I'd disconnect the computers, one-by-one, for 1 hour and check the usage. Make sure the duration sync's up with that in 'Login-time.doc'. It would help us identify an errant PC (bad NIC, etc.).

If the PC's are connected via switch, check the lights/activity. I'd start with the PC's that are more often on than others. Just disconnect them and then connect again (one-by-one) to determine the culprit.

If none of your machines are compromised and you have verified no machines are using peer-to-peer file sharing (i.e. bittorrent), then the problem may simply be a lot of spam traffic.  Do you have anti-spam of any type on the SBS server or is spam removed by clients?  How much spam are your users getting per day?

I was seeing 250-350 MB of mail traffic per day until I configured the mailserver to use DNSRBLs to reject inital connections from known/highly possible spammers and misconfigured mail servers before the mail was even accepted.  Almost instantly mail traffic reduced to 140-200 MB per day (reducing mail traffic by at least 100MB per day), most of which was valid email.  Initially the clients I mention were getting 40-100 spam emails a day which dropped to 1 or 2 per day.

I've attached a graph showing the dramatic reduction in total email traffic by implementing more aggressive anti-spam controls. Keep in mind when the connection is rejected by the mail server, a very small amount of bandwidth is used compared to accepting the email then deleting it as spam later.  

Unfortunately you cannot do this because you are downloading the email from your host (via POP3) not accpeting the inbound SMTP yourself.  This means you have to remove the spam after it has been downloaded.  See if your mail host offers anti-spam and if they will allow you to enable the feature temporarily to see if it helps.
email-traffic.jpg
Noci's comment is a really good idea.  I would NEVER rely on an ISPs router for security, ever.  It's like flying blind, you won't even know there is a wall in your path until you hit it.  

Cisco/Linksys makes an excellent business router/firewall called the RV042 that goes for less than $150 that can provide you with much more information than you currently have, as well as increasing your level of security exponentially.  On top of that you can subscribe to security updates that will protect your whole network from viruses, expoilts, and worse at the Internet connection before it even enters your network.  An added benefit is that you get secure remote access via VPN.
Hi some more information

It definately is not spam coz we do not get that much spam mail atmost maybe 20 emails a day.
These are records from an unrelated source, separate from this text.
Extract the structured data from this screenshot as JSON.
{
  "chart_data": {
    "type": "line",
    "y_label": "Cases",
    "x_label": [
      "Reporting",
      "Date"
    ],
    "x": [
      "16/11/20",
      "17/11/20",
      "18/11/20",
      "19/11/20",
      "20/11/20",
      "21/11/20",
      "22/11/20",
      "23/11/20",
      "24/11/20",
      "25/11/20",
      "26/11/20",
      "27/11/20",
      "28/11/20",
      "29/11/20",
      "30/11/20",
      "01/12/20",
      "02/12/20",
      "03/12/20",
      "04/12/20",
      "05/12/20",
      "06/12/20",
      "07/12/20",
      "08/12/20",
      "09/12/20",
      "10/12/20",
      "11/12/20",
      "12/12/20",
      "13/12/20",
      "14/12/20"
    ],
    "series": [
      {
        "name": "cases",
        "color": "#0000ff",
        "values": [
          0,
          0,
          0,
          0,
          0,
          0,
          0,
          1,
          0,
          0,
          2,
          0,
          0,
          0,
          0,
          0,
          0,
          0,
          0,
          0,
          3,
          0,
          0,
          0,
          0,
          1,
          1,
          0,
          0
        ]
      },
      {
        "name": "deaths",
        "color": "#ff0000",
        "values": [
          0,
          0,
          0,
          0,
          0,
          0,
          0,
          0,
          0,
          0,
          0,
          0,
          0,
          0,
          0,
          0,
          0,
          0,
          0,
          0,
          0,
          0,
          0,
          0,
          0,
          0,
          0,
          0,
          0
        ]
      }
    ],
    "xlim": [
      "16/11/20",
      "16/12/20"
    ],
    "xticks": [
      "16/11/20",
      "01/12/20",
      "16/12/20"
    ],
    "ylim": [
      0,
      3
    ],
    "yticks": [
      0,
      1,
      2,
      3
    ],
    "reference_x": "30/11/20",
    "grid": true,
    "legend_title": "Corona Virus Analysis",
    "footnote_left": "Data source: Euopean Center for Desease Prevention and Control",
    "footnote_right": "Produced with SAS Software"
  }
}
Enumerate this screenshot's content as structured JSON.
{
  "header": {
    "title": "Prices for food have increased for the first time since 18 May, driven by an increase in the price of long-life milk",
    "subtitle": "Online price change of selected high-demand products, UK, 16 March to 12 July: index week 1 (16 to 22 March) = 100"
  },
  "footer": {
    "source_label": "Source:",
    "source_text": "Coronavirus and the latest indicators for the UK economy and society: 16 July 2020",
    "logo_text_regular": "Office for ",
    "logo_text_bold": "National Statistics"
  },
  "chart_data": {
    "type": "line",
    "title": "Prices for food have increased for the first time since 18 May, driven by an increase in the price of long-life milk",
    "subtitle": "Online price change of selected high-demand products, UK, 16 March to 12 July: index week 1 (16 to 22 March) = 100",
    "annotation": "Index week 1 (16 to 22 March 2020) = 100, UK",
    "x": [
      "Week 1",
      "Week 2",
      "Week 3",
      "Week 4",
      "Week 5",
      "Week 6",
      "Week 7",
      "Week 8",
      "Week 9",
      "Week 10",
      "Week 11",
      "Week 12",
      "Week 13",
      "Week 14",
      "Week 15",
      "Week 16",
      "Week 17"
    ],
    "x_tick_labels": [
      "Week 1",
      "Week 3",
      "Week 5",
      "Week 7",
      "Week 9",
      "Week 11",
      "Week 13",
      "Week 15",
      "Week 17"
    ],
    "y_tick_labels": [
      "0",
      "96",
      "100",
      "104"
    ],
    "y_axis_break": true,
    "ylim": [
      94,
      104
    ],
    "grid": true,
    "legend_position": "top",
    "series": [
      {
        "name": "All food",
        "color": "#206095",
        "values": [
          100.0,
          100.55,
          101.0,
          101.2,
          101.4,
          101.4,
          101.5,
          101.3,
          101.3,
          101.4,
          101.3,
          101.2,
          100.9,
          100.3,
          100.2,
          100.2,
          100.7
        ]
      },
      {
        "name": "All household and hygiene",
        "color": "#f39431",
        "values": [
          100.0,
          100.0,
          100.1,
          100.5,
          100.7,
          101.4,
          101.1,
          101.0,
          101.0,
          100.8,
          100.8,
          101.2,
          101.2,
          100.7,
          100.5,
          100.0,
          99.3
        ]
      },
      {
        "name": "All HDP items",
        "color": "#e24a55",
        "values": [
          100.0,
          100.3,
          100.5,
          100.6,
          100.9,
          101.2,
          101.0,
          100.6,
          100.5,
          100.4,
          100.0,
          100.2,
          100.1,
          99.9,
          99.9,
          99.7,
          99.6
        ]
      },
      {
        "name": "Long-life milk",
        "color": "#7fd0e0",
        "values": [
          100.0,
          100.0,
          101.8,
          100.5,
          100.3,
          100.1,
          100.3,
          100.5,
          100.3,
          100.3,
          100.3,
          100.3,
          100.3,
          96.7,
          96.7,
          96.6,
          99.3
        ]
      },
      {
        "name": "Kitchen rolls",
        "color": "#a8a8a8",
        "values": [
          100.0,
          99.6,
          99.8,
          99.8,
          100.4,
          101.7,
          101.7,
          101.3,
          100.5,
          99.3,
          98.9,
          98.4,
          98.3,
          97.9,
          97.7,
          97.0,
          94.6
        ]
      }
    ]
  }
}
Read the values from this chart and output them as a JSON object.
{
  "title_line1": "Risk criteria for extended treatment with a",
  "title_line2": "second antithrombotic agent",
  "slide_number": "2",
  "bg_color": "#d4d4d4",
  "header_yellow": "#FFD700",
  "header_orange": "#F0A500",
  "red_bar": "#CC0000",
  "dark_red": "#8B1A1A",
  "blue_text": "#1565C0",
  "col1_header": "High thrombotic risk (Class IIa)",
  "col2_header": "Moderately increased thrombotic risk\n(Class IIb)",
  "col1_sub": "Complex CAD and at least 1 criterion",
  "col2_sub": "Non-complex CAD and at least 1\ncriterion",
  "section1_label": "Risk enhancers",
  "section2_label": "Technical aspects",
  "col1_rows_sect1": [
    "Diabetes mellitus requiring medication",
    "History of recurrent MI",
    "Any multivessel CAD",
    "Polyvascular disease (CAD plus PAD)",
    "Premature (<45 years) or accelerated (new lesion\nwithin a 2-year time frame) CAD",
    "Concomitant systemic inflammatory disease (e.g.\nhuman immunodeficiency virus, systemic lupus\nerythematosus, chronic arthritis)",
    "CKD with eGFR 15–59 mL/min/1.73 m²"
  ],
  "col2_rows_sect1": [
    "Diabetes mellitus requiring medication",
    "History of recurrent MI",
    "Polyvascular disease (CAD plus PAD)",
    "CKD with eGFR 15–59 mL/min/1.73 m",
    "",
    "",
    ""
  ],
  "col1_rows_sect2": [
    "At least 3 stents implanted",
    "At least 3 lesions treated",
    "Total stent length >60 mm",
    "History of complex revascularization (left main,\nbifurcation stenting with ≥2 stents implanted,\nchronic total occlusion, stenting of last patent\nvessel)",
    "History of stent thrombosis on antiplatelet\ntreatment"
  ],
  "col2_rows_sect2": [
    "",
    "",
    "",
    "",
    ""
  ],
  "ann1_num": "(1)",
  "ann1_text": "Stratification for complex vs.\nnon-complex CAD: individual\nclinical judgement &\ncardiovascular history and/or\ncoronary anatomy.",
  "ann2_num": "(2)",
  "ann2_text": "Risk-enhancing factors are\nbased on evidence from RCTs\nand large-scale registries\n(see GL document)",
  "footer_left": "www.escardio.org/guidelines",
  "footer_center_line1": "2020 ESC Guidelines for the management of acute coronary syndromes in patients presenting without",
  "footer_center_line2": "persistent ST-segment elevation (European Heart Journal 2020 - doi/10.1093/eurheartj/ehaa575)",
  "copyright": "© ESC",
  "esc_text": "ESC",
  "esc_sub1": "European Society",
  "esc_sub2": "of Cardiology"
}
As for disconnecting the machines to see the usage, I know for sure that all the machines except the server are off over night and on weekends so all the activety I see during those times should be coming from the server. I disconnected all wireless access points when I started noticing this issue so there hasn't been any wireless activity. This weekend with all wireless access points disconnected and no other machines on, this is the activity i had Megabytes sent were 155.92mb and megabytes received were 2369.18mb.

I also got hold of my ISP to ask which ports are open on the router and they tell me that all ports are open by defualt. Initially when we got the router I told them which ports to open but they neglected to close the other ports. I do agree, not having access to your router is not the ideal thing but with this contract they told us that they do not give access to any clients who have threshold uncapped adsl and static IPs.  
As said before there are solutions that can sit happily in between a modem/router and your network.
An oridinary PC with 2 net adapters  running a firewall distro (see below),  A Zyxel Zywall 2, the earlier mentioned Cisco/Linksys RV042 box (and others),
Then YOU have the ability to forward or block traffic at will, (even allow more for a short wile), most modern boxes support QoS, so you can limit certain traffic over others or log/alert when there is a discrepancy.

IPCOP: http://www.ipcop.org/
Smoothwall: http://www.smoothwall.org/
CoyoteLinux: http://coyotelinux.com/
DevilLinux: http://www.devil-linux.org/home/index.php

Yah you were right Cybervzhn tech. Its WSUS the wsuscontent folder grow by 22gig this month alone.